Bei Bewertung der neuen Lösung ist auch Kritik zulässig und schon geäußert worden. Bisher sollte den Frauen schrittweise ein Zeitraum von einem Jahr nach der Geburt, später von zwei Jahren, vollwertig angerechnet werden und sie erhielten einen Zuschlag zur Prozentberechnung ihrer Pension, welche einen nur kurzen Versicherungsverlauf nach Zahl der Kinder gleichsam aufbesserte. In etwa fünf Prozent der Fälle wird die Neuregelung ab dem Jahr 1997 ungünstiger sein, als die bisherige.

Bedeutsame Weichenstellung

Besonders zu denken muß geben, daß man sich offenbar wieder mit dem Gedanken befaßt, die Mehrkosten aus dem Familienlastenausgleich abzudecken. Geschieht dies, erfolgt kein echter Fortschritt im Pensionssystem, sondern die für die Familien gewidmeten Mittel werden für die ältere Generation umgeschichtet. Sofeme es sich um Personen handelt, die in ihrer Jugend Kinder hatten, was fairerweise hinzugefügt werden muß.
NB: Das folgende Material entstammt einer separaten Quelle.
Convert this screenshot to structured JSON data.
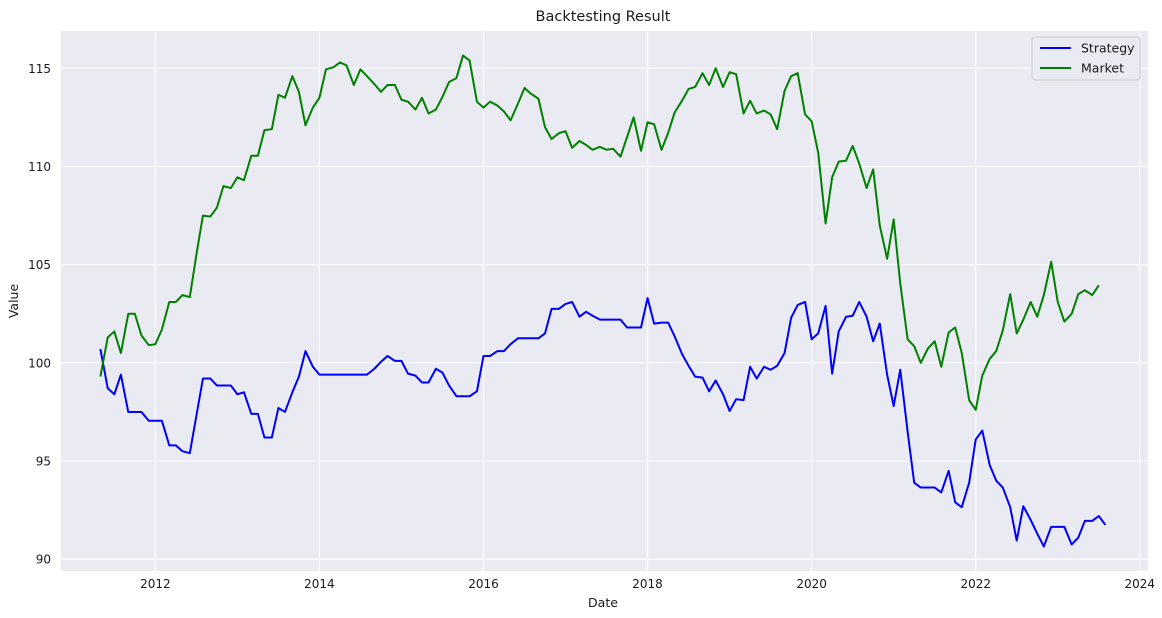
{
  "chart_data": {
    "type": "line",
    "title": "Backtesting Result",
    "xlabel": "Date",
    "ylabel": "Value",
    "xlim": [
      2010.85,
      2024.1
    ],
    "ylim": [
      89.4,
      116.9
    ],
    "xticks": [
      2012,
      2014,
      2016,
      2018,
      2020,
      2022,
      2024
    ],
    "xtick_labels": [
      "2012",
      "2014",
      "2016",
      "2018",
      "2020",
      "2022",
      "2024"
    ],
    "yticks": [
      90,
      95,
      100,
      105,
      110,
      115
    ],
    "ytick_labels": [
      "90",
      "95",
      "100",
      "105",
      "110",
      "115"
    ],
    "grid": true,
    "legend_position": "top-right",
    "colors": {
      "background": "#eaeaf2",
      "grid": "#ffffff",
      "strategy": "#0000ff",
      "market": "#008000"
    },
    "series": [
      {
        "name": "Strategy",
        "points": [
          [
            2011.33,
            100.7
          ],
          [
            2011.42,
            98.7
          ],
          [
            2011.5,
            98.4
          ],
          [
            2011.58,
            99.4
          ],
          [
            2011.67,
            97.5
          ],
          [
            2011.75,
            97.5
          ],
          [
            2011.83,
            97.5
          ],
          [
            2011.92,
            97.05
          ],
          [
            2012.0,
            97.05
          ],
          [
            2012.08,
            97.05
          ],
          [
            2012.17,
            95.8
          ],
          [
            2012.25,
            95.8
          ],
          [
            2012.33,
            95.5
          ],
          [
            2012.42,
            95.4
          ],
          [
            2012.5,
            97.3
          ],
          [
            2012.58,
            99.2
          ],
          [
            2012.67,
            99.2
          ],
          [
            2012.75,
            98.85
          ],
          [
            2012.83,
            98.85
          ],
          [
            2012.92,
            98.85
          ],
          [
            2013.0,
            98.4
          ],
          [
            2013.08,
            98.5
          ],
          [
            2013.17,
            97.4
          ],
          [
            2013.25,
            97.4
          ],
          [
            2013.33,
            96.2
          ],
          [
            2013.42,
            96.2
          ],
          [
            2013.5,
            97.7
          ],
          [
            2013.58,
            97.5
          ],
          [
            2013.67,
            98.5
          ],
          [
            2013.75,
            99.3
          ],
          [
            2013.83,
            100.6
          ],
          [
            2013.92,
            99.8
          ],
          [
            2014.0,
            99.4
          ],
          [
            2014.08,
            99.4
          ],
          [
            2014.17,
            99.4
          ],
          [
            2014.25,
            99.4
          ],
          [
            2014.33,
            99.4
          ],
          [
            2014.42,
            99.4
          ],
          [
            2014.5,
            99.4
          ],
          [
            2014.58,
            99.4
          ],
          [
            2014.67,
            99.7
          ],
          [
            2014.75,
            100.05
          ],
          [
            2014.83,
            100.35
          ],
          [
            2014.92,
            100.1
          ],
          [
            2015.0,
            100.1
          ],
          [
            2015.08,
            99.45
          ],
          [
            2015.17,
            99.35
          ],
          [
            2015.25,
            99.0
          ],
          [
            2015.33,
            99.0
          ],
          [
            2015.42,
            99.7
          ],
          [
            2015.5,
            99.5
          ],
          [
            2015.58,
            98.85
          ],
          [
            2015.67,
            98.3
          ],
          [
            2015.75,
            98.3
          ],
          [
            2015.83,
            98.3
          ],
          [
            2015.92,
            98.55
          ],
          [
            2016.0,
            100.35
          ],
          [
            2016.08,
            100.35
          ],
          [
            2016.17,
            100.6
          ],
          [
            2016.25,
            100.6
          ],
          [
            2016.33,
            100.95
          ],
          [
            2016.42,
            101.25
          ],
          [
            2016.5,
            101.25
          ],
          [
            2016.58,
            101.25
          ],
          [
            2016.67,
            101.25
          ],
          [
            2016.75,
            101.5
          ],
          [
            2016.83,
            102.75
          ],
          [
            2016.92,
            102.75
          ],
          [
            2017.0,
            103.0
          ],
          [
            2017.08,
            103.1
          ],
          [
            2017.17,
            102.35
          ],
          [
            2017.25,
            102.6
          ],
          [
            2017.33,
            102.4
          ],
          [
            2017.42,
            102.2
          ],
          [
            2017.5,
            102.2
          ],
          [
            2017.58,
            102.2
          ],
          [
            2017.67,
            102.2
          ],
          [
            2017.75,
            101.8
          ],
          [
            2017.83,
            101.8
          ],
          [
            2017.92,
            101.8
          ],
          [
            2018.0,
            103.3
          ],
          [
            2018.08,
            102.0
          ],
          [
            2018.17,
            102.05
          ],
          [
            2018.25,
            102.05
          ],
          [
            2018.33,
            101.35
          ],
          [
            2018.42,
            100.45
          ],
          [
            2018.5,
            99.85
          ],
          [
            2018.58,
            99.3
          ],
          [
            2018.67,
            99.25
          ],
          [
            2018.75,
            98.55
          ],
          [
            2018.83,
            99.1
          ],
          [
            2018.92,
            98.4
          ],
          [
            2019.0,
            97.55
          ],
          [
            2019.08,
            98.15
          ],
          [
            2019.17,
            98.1
          ],
          [
            2019.25,
            99.8
          ],
          [
            2019.33,
            99.2
          ],
          [
            2019.42,
            99.8
          ],
          [
            2019.5,
            99.65
          ],
          [
            2019.58,
            99.85
          ],
          [
            2019.67,
            100.5
          ],
          [
            2019.75,
            102.3
          ],
          [
            2019.83,
            102.95
          ],
          [
            2019.92,
            103.1
          ],
          [
            2020.0,
            101.2
          ],
          [
            2020.08,
            101.5
          ],
          [
            2020.17,
            102.9
          ],
          [
            2020.25,
            99.45
          ],
          [
            2020.33,
            101.6
          ],
          [
            2020.42,
            102.35
          ],
          [
            2020.5,
            102.4
          ],
          [
            2020.58,
            103.1
          ],
          [
            2020.67,
            102.35
          ],
          [
            2020.75,
            101.1
          ],
          [
            2020.83,
            102.0
          ],
          [
            2020.92,
            99.4
          ],
          [
            2021.0,
            97.8
          ],
          [
            2021.08,
            99.65
          ],
          [
            2021.17,
            96.5
          ],
          [
            2021.25,
            93.9
          ],
          [
            2021.33,
            93.65
          ],
          [
            2021.42,
            93.65
          ],
          [
            2021.5,
            93.65
          ],
          [
            2021.58,
            93.4
          ],
          [
            2021.67,
            94.5
          ],
          [
            2021.75,
            92.9
          ],
          [
            2021.83,
            92.65
          ],
          [
            2021.92,
            93.9
          ],
          [
            2022.0,
            96.1
          ],
          [
            2022.08,
            96.55
          ],
          [
            2022.17,
            94.8
          ],
          [
            2022.25,
            94.0
          ],
          [
            2022.33,
            93.65
          ],
          [
            2022.42,
            92.65
          ],
          [
            2022.5,
            90.95
          ],
          [
            2022.58,
            92.7
          ],
          [
            2022.67,
            92.0
          ],
          [
            2022.75,
            91.3
          ],
          [
            2022.83,
            90.65
          ],
          [
            2022.92,
            91.65
          ],
          [
            2023.0,
            91.65
          ],
          [
            2023.08,
            91.65
          ],
          [
            2023.17,
            90.75
          ],
          [
            2023.25,
            91.1
          ],
          [
            2023.33,
            91.95
          ],
          [
            2023.42,
            91.95
          ],
          [
            2023.5,
            92.2
          ],
          [
            2023.58,
            91.75
          ]
        ]
      },
      {
        "name": "Market",
        "points": [
          [
            2011.33,
            99.3
          ],
          [
            2011.42,
            101.3
          ],
          [
            2011.5,
            101.6
          ],
          [
            2011.58,
            100.5
          ],
          [
            2011.67,
            102.5
          ],
          [
            2011.75,
            102.5
          ],
          [
            2011.83,
            101.4
          ],
          [
            2011.92,
            100.9
          ],
          [
            2012.0,
            100.95
          ],
          [
            2012.08,
            101.7
          ],
          [
            2012.17,
            103.1
          ],
          [
            2012.25,
            103.1
          ],
          [
            2012.33,
            103.45
          ],
          [
            2012.42,
            103.35
          ],
          [
            2012.5,
            105.5
          ],
          [
            2012.58,
            107.5
          ],
          [
            2012.67,
            107.45
          ],
          [
            2012.75,
            107.9
          ],
          [
            2012.83,
            109.0
          ],
          [
            2012.92,
            108.9
          ],
          [
            2013.0,
            109.45
          ],
          [
            2013.08,
            109.3
          ],
          [
            2013.17,
            110.55
          ],
          [
            2013.25,
            110.55
          ],
          [
            2013.33,
            111.85
          ],
          [
            2013.42,
            111.9
          ],
          [
            2013.5,
            113.65
          ],
          [
            2013.58,
            113.5
          ],
          [
            2013.67,
            114.6
          ],
          [
            2013.75,
            113.8
          ],
          [
            2013.83,
            112.1
          ],
          [
            2013.92,
            113.0
          ],
          [
            2014.0,
            113.5
          ],
          [
            2014.08,
            114.95
          ],
          [
            2014.17,
            115.05
          ],
          [
            2014.25,
            115.3
          ],
          [
            2014.33,
            115.15
          ],
          [
            2014.42,
            114.15
          ],
          [
            2014.5,
            114.95
          ],
          [
            2014.58,
            114.6
          ],
          [
            2014.67,
            114.2
          ],
          [
            2014.75,
            113.8
          ],
          [
            2014.83,
            114.15
          ],
          [
            2014.92,
            114.15
          ],
          [
            2015.0,
            113.4
          ],
          [
            2015.08,
            113.3
          ],
          [
            2015.17,
            112.9
          ],
          [
            2015.25,
            113.5
          ],
          [
            2015.33,
            112.7
          ],
          [
            2015.42,
            112.9
          ],
          [
            2015.5,
            113.55
          ],
          [
            2015.58,
            114.3
          ],
          [
            2015.67,
            114.5
          ],
          [
            2015.75,
            115.65
          ],
          [
            2015.83,
            115.4
          ],
          [
            2015.92,
            113.3
          ],
          [
            2016.0,
            113.0
          ],
          [
            2016.08,
            113.3
          ],
          [
            2016.17,
            113.1
          ],
          [
            2016.25,
            112.8
          ],
          [
            2016.33,
            112.35
          ],
          [
            2016.42,
            113.2
          ],
          [
            2016.5,
            114.0
          ],
          [
            2016.58,
            113.7
          ],
          [
            2016.67,
            113.45
          ],
          [
            2016.75,
            112.0
          ],
          [
            2016.83,
            111.4
          ],
          [
            2016.92,
            111.7
          ],
          [
            2017.0,
            111.8
          ],
          [
            2017.08,
            110.95
          ],
          [
            2017.17,
            111.3
          ],
          [
            2017.25,
            111.1
          ],
          [
            2017.33,
            110.85
          ],
          [
            2017.42,
            111.0
          ],
          [
            2017.5,
            110.85
          ],
          [
            2017.58,
            110.9
          ],
          [
            2017.67,
            110.5
          ],
          [
            2017.75,
            111.5
          ],
          [
            2017.83,
            112.5
          ],
          [
            2017.92,
            110.8
          ],
          [
            2018.0,
            112.25
          ],
          [
            2018.08,
            112.15
          ],
          [
            2018.17,
            110.85
          ],
          [
            2018.25,
            111.7
          ],
          [
            2018.33,
            112.75
          ],
          [
            2018.42,
            113.35
          ],
          [
            2018.5,
            113.95
          ],
          [
            2018.58,
            114.05
          ],
          [
            2018.67,
            114.75
          ],
          [
            2018.75,
            114.15
          ],
          [
            2018.83,
            115.0
          ],
          [
            2018.92,
            114.05
          ],
          [
            2019.0,
            114.8
          ],
          [
            2019.08,
            114.7
          ],
          [
            2019.17,
            112.7
          ],
          [
            2019.25,
            113.35
          ],
          [
            2019.33,
            112.7
          ],
          [
            2019.42,
            112.85
          ],
          [
            2019.5,
            112.65
          ],
          [
            2019.58,
            111.9
          ],
          [
            2019.67,
            113.85
          ],
          [
            2019.75,
            114.6
          ],
          [
            2019.83,
            114.75
          ],
          [
            2019.92,
            112.65
          ],
          [
            2020.0,
            112.3
          ],
          [
            2020.08,
            110.7
          ],
          [
            2020.17,
            107.1
          ],
          [
            2020.25,
            109.45
          ],
          [
            2020.33,
            110.25
          ],
          [
            2020.42,
            110.3
          ],
          [
            2020.5,
            111.05
          ],
          [
            2020.58,
            110.15
          ],
          [
            2020.67,
            108.9
          ],
          [
            2020.75,
            109.85
          ],
          [
            2020.83,
            107.0
          ],
          [
            2020.92,
            105.3
          ],
          [
            2021.0,
            107.3
          ],
          [
            2021.08,
            104.05
          ],
          [
            2021.17,
            101.2
          ],
          [
            2021.25,
            100.85
          ],
          [
            2021.33,
            100.0
          ],
          [
            2021.42,
            100.75
          ],
          [
            2021.5,
            101.1
          ],
          [
            2021.58,
            99.8
          ],
          [
            2021.67,
            101.55
          ],
          [
            2021.75,
            101.8
          ],
          [
            2021.83,
            100.5
          ],
          [
            2021.92,
            98.1
          ],
          [
            2022.0,
            97.6
          ],
          [
            2022.08,
            99.35
          ],
          [
            2022.17,
            100.2
          ],
          [
            2022.25,
            100.6
          ],
          [
            2022.33,
            101.65
          ],
          [
            2022.42,
            103.5
          ],
          [
            2022.5,
            101.5
          ],
          [
            2022.58,
            102.2
          ],
          [
            2022.67,
            103.1
          ],
          [
            2022.75,
            102.35
          ],
          [
            2022.83,
            103.45
          ],
          [
            2022.92,
            105.15
          ],
          [
            2023.0,
            103.1
          ],
          [
            2023.08,
            102.1
          ],
          [
            2023.17,
            102.5
          ],
          [
            2023.25,
            103.5
          ],
          [
            2023.33,
            103.7
          ],
          [
            2023.42,
            103.45
          ],
          [
            2023.5,
            103.95
          ]
        ]
      }
    ]
  }
}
Dennoch überwiegt das Positive. Halten wir uns vor Augen, daß erstmals die Lebensphase der Erziehung von Kleinkindern bis zu deren Vorschulalter als Versicherungszeit anerkannt wird. Dies ist ein Qualitätssprung der Sozialpolitik. Damit wird Arbeit in der Familie der Erwerbstätigkeit gleichgestellt. Es geschieht dies zwar mit den geschilderten Vorbehalten, aber doch sehr wohl im Prinzip.

Es gibt gute Gründe anzunehmen, daß das neue Konzept in der Zukunft weiterentwickelt wird. Die erwähnten Einschränkungen sind doch sehr wirksam und systemfremd im Sinne einer abzulehnenden Nivellierung. Die Weichenstellung ist aber sehr bedeutsam.

Moderne Sozialpolitik wird sich von der bisherigen engen Anknüpfung an das Erwerbsgeschehen lösen müssen. Sie muß neue Dimensionen erschließen, die solche der persönlichen Freiheit sind.

Eingangs wurde dargelegt, daß die Sozialpolitik für die Familien Orientierungsmängel aufweist, welche Folge unterschiedlicher gesellschaftspolitischer Auffassungen sind. Der nun eingeschlagene Weg läßt aber hoffen, daß die Koalition trotzdem einen funktionierenden Kompaß zur Hand genommen hat. Der Autor ist Volksanwalt.